Distinguished Member
Probably my post. lol. Found it a little odd, that SF and Mr Adams have failed to back the Republics new leader in the Dail, possibly because he is openly gay.

They have always been at loggerheads with Fine Gael and Fianna Fáil, 2 parties that are much more to the right (well, Fine Gael are basically the Conservative party) and would never share power with Sinn Féin, I doubt if Leo Varadkar's sexuality has anything to do with it.
 

jarraman

Prominent Member
Not sure if serious? :confused::confused:
There's no love lost between either Sinn Fein of Fine Gael on a policy basis, but why bring Varadkar's sexuality into it?
Sinn Fein have been one of the most vociferous parties in terms of equality for everyone, and were the party who proposed same sex marriage in N. Ireland.

It's the DUP who are against civil rights, no-one else.

I have to agree, which is why I find the insinuation on tv, rather odd.
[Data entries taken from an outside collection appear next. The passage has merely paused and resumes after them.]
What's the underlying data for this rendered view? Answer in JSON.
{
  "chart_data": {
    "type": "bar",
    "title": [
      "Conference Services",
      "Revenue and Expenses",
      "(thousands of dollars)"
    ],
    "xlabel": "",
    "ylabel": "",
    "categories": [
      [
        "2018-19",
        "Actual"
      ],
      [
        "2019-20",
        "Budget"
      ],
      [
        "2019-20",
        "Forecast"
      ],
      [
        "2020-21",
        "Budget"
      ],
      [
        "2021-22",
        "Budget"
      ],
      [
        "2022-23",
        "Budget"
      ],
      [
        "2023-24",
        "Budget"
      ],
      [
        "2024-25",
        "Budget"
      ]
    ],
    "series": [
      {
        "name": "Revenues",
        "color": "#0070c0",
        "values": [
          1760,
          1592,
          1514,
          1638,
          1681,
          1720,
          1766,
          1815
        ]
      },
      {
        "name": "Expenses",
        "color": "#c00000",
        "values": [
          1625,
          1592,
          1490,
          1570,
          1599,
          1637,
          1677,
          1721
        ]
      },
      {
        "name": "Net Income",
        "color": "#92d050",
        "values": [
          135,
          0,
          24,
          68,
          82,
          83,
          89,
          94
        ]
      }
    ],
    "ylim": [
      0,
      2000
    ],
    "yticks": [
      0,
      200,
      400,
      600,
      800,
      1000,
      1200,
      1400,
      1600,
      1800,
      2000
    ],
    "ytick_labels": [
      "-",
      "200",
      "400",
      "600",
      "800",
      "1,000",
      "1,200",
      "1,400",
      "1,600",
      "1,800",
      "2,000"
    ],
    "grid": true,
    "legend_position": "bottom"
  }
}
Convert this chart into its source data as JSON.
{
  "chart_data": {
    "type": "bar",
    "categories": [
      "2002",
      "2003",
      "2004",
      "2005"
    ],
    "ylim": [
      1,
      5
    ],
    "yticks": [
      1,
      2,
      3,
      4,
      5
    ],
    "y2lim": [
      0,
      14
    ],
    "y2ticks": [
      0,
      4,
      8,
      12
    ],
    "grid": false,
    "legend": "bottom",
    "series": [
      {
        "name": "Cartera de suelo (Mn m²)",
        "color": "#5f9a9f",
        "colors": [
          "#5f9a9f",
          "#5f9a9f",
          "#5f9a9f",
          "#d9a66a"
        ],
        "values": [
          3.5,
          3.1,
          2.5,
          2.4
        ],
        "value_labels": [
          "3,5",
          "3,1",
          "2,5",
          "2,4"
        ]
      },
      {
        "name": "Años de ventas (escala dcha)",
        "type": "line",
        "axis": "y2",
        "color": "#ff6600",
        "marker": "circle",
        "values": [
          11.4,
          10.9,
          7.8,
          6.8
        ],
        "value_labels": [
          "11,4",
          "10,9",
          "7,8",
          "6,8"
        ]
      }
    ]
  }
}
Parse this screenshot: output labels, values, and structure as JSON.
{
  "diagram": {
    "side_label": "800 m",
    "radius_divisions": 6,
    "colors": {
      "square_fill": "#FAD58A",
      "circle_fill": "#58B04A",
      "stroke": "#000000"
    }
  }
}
Mind you dont blame everything on the DUP, a lot of Catholics are against same sex marriage.

Have to take my hat off to the republic though.
 

QuestShield

Distinguished Member
I have to agree, which is why I find the insinuation on tv, rather odd. Mind you dont blame everything on the DUP, a lot of Catholics are against same sex marriage.

Have to take my hat off to the republic though.

I wouldn't take your hat off until the 8th amendment is repealed and woman can have abortions without having to travel to the UK. That'll be the next referendum I'd say. Bring it on.